Um estudo chamado Plano de Desenvolvimento Sustentável para o litoral foi contratado pelo poder público para dar direção às melhores opções de desenvolvimento em cada um dos sete municípios da região costeira paranaense. O resultado desse estudo, ainda não divulgado, é um importante passo responsável para avaliação de cenários futuros. Espera-se que ele apresente indicações coerentes e comprometidas com o bem comum. A decisão de transformar Pontal do Paraná em uma área industrial e portuária não pode ser definida pelo governo do Paraná sem um maior debate com a população. É preciso que pressões sejam claramente identificadas, e vantagens e desvantagens à população local, trazidas à público.
VEJA TAMBÉM:
- Pontal do Paraná quer escrever sua própria história (artigo de Ricardo Aguiar, publicado em 2 de agosto de 2018)
- Uma resposta para o futuro de Pontal do Paraná (artigo de José Richa Filho, publicado em 23 de janeiro de 2017)
- Uma “estrada da vida” pelo desenvolvimento de Pontal do Paraná (artigo de Eduardo Ratton, publicado em 4 de abril de 2018)
Espera-se, no entanto, que com o estudo fique evidenciado que o turismo, cujo potencial no litoral do Paraná é singular, é o melhor caminho para receber investimentos estaduais. Também espera-se que o Plano de Desenvolvimento Sustentável seja capaz de demonstrar o quanto as estruturas portuárias de Paranaguá são mais que suficientes para amparar todas as demandas das próximas décadas de exportação e importação requeridas.
O desejo de um futuro promissor para Pontal do Paraná está separado em duas visões opostas: uma, que entrega o município para uma condição tradicional de desenvolvimento, gerando grandes impactos e atraindo contingentes de forma descontrolada em busca de oportunidades. Outra, que enxerga a necessidade de estratégias mais elaboradas, nas quais os atrativos naturais e paisagísticos da região, uma vez bem trabalhados, são vertedouros de atração de investimentos, geradores de riquezas, bem-estar e de empregos de qualidade.
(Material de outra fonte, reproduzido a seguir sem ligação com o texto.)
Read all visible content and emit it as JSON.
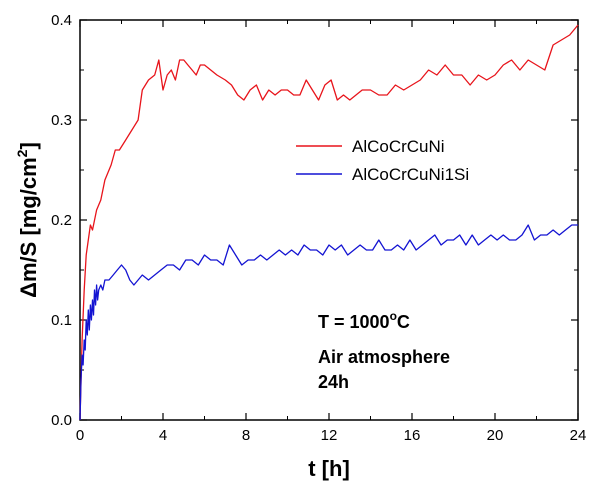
{
  "chart_data": {
    "type": "line",
    "xlabel": "t [h]",
    "ylabel": "Δm/S [mg/cm",
    "ylabel_sup": "2",
    "ylabel_end": "]",
    "xlim": [
      0,
      24
    ],
    "ylim": [
      0,
      0.4
    ],
    "x_ticks": [
      0,
      4,
      8,
      12,
      16,
      20,
      24
    ],
    "x_tick_labels": [
      "0",
      "4",
      "8",
      "12",
      "16",
      "20",
      "24"
    ],
    "y_ticks": [
      0.0,
      0.1,
      0.2,
      0.3,
      0.4
    ],
    "y_tick_labels": [
      "0.0",
      "0.1",
      "0.2",
      "0.3",
      "0.4"
    ],
    "grid": false,
    "legend_position": "right-middle",
    "series": [
      {
        "name": "AlCoCrCuNi",
        "color": "#e8141b",
        "x": [
          0,
          0.1,
          0.2,
          0.3,
          0.4,
          0.5,
          0.6,
          0.8,
          1.0,
          1.2,
          1.5,
          1.7,
          1.9,
          2.2,
          2.5,
          2.8,
          3.0,
          3.3,
          3.6,
          3.8,
          4.0,
          4.2,
          4.4,
          4.6,
          4.8,
          5.0,
          5.2,
          5.4,
          5.6,
          5.8,
          6.0,
          6.3,
          6.6,
          7.0,
          7.3,
          7.6,
          7.9,
          8.2,
          8.5,
          8.8,
          9.1,
          9.4,
          9.7,
          10.0,
          10.3,
          10.6,
          10.9,
          11.2,
          11.5,
          11.8,
          12.1,
          12.4,
          12.7,
          13.0,
          13.3,
          13.6,
          14.0,
          14.4,
          14.8,
          15.2,
          15.6,
          16.0,
          16.4,
          16.8,
          17.2,
          17.6,
          18.0,
          18.4,
          18.8,
          19.2,
          19.6,
          20.0,
          20.4,
          20.8,
          21.2,
          21.6,
          22.0,
          22.4,
          22.8,
          23.2,
          23.6,
          24.0
        ],
        "y": [
          0.0,
          0.08,
          0.13,
          0.165,
          0.18,
          0.195,
          0.19,
          0.21,
          0.22,
          0.24,
          0.255,
          0.27,
          0.27,
          0.28,
          0.29,
          0.3,
          0.33,
          0.34,
          0.345,
          0.36,
          0.33,
          0.345,
          0.35,
          0.34,
          0.36,
          0.36,
          0.355,
          0.35,
          0.345,
          0.355,
          0.355,
          0.35,
          0.345,
          0.34,
          0.335,
          0.325,
          0.32,
          0.33,
          0.335,
          0.32,
          0.33,
          0.325,
          0.33,
          0.33,
          0.325,
          0.325,
          0.34,
          0.33,
          0.32,
          0.335,
          0.34,
          0.32,
          0.325,
          0.32,
          0.325,
          0.33,
          0.33,
          0.325,
          0.325,
          0.335,
          0.33,
          0.335,
          0.34,
          0.35,
          0.345,
          0.355,
          0.345,
          0.345,
          0.335,
          0.345,
          0.34,
          0.345,
          0.355,
          0.36,
          0.35,
          0.36,
          0.355,
          0.35,
          0.375,
          0.38,
          0.385,
          0.395
        ]
      },
      {
        "name": "AlCoCrCuNi1Si",
        "color": "#1414d2",
        "x": [
          0,
          0.05,
          0.1,
          0.15,
          0.2,
          0.25,
          0.3,
          0.35,
          0.4,
          0.45,
          0.5,
          0.55,
          0.6,
          0.65,
          0.7,
          0.75,
          0.8,
          0.85,
          0.9,
          1.0,
          1.1,
          1.2,
          1.4,
          1.6,
          1.8,
          2.0,
          2.2,
          2.4,
          2.6,
          2.8,
          3.0,
          3.3,
          3.6,
          3.9,
          4.2,
          4.5,
          4.8,
          5.1,
          5.4,
          5.7,
          6.0,
          6.3,
          6.6,
          6.9,
          7.2,
          7.5,
          7.8,
          8.1,
          8.4,
          8.7,
          9.0,
          9.3,
          9.6,
          9.9,
          10.2,
          10.5,
          10.8,
          11.1,
          11.4,
          11.7,
          12.0,
          12.3,
          12.6,
          12.9,
          13.2,
          13.5,
          13.8,
          14.1,
          14.4,
          14.7,
          15.0,
          15.3,
          15.6,
          15.9,
          16.2,
          16.5,
          16.8,
          17.1,
          17.4,
          17.7,
          18.0,
          18.3,
          18.6,
          18.9,
          19.2,
          19.5,
          19.8,
          20.1,
          20.4,
          20.7,
          21.0,
          21.3,
          21.6,
          21.9,
          22.2,
          22.5,
          22.8,
          23.1,
          23.4,
          23.7,
          24.0
        ],
        "y": [
          0.0,
          0.04,
          0.065,
          0.055,
          0.08,
          0.07,
          0.1,
          0.085,
          0.11,
          0.09,
          0.115,
          0.1,
          0.12,
          0.105,
          0.13,
          0.115,
          0.135,
          0.12,
          0.13,
          0.135,
          0.13,
          0.14,
          0.14,
          0.145,
          0.15,
          0.155,
          0.15,
          0.14,
          0.135,
          0.14,
          0.145,
          0.14,
          0.145,
          0.15,
          0.155,
          0.155,
          0.15,
          0.16,
          0.16,
          0.155,
          0.165,
          0.16,
          0.16,
          0.155,
          0.175,
          0.165,
          0.155,
          0.16,
          0.16,
          0.165,
          0.16,
          0.165,
          0.17,
          0.165,
          0.17,
          0.165,
          0.175,
          0.17,
          0.17,
          0.165,
          0.175,
          0.17,
          0.175,
          0.165,
          0.17,
          0.175,
          0.17,
          0.17,
          0.18,
          0.17,
          0.17,
          0.175,
          0.17,
          0.18,
          0.17,
          0.175,
          0.18,
          0.185,
          0.175,
          0.18,
          0.18,
          0.185,
          0.175,
          0.185,
          0.175,
          0.18,
          0.185,
          0.18,
          0.185,
          0.18,
          0.18,
          0.185,
          0.195,
          0.18,
          0.185,
          0.185,
          0.19,
          0.185,
          0.19,
          0.195,
          0.195
        ]
      }
    ],
    "annotations": {
      "temperature_prefix": "T = 1000",
      "temperature_sup": "o",
      "temperature_suffix": "C",
      "atmosphere": "Air atmosphere",
      "duration": "24h"
    }
  }
}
Pontal do Paraná e os demais municípios com dotação para o turismo precisam receber atenção e investimentos consistentes com suas qualificações, e não apenas placebos que antecipam o período de férias. O que a sociedade precisa é de que Pontal do Paraná seja atendido por uma ampla e bela rodovia para incrementar e valorizar o turismo local, amplificando as opções e atrativos, com a Ilha do Mel, Ilha das Peças, Superagui e os parques associados no seu entorno, como o Parque Estadual da Ilha do Mel e o Parque Nacional da Ilha dos Currais. E que a demagogia que pretende espalhar sem necessidade a degradação da natureza e a criação de polos de concentração populacional e de indústrias pesadas fique para trás.
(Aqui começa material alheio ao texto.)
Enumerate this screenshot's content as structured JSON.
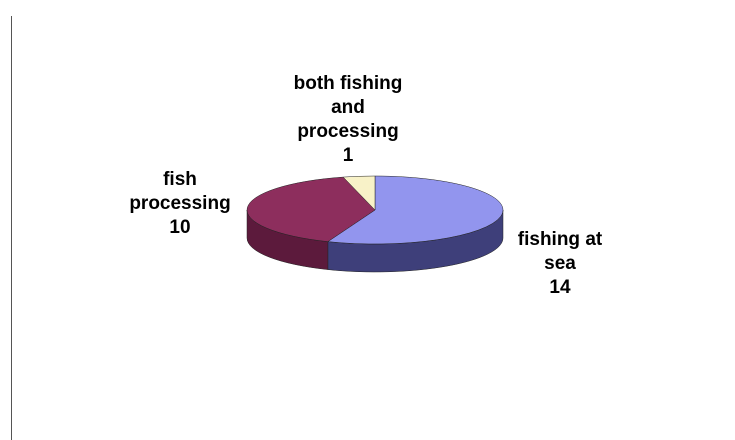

Um bom exercício para saber se o novo governo do Paraná se assemelha aos anteriores ou representa pouco mais do mesmo é questioná-lo sobre qual é o seu entendimento sobre os impactos em saúde e manutenção de qualidade de vida para a comunidade litorânea do estado. Ou se a promessa de inovação, protagonismo e modernidade é apenas factoide. Com a palavra, o governador.
Clóvis Borges é diretor-executivo da Sociedade de Pesquisa em Vida Selvagem e Educação Ambiental (SPVS) e conselheiro do Observatório de Justiça e Conservação.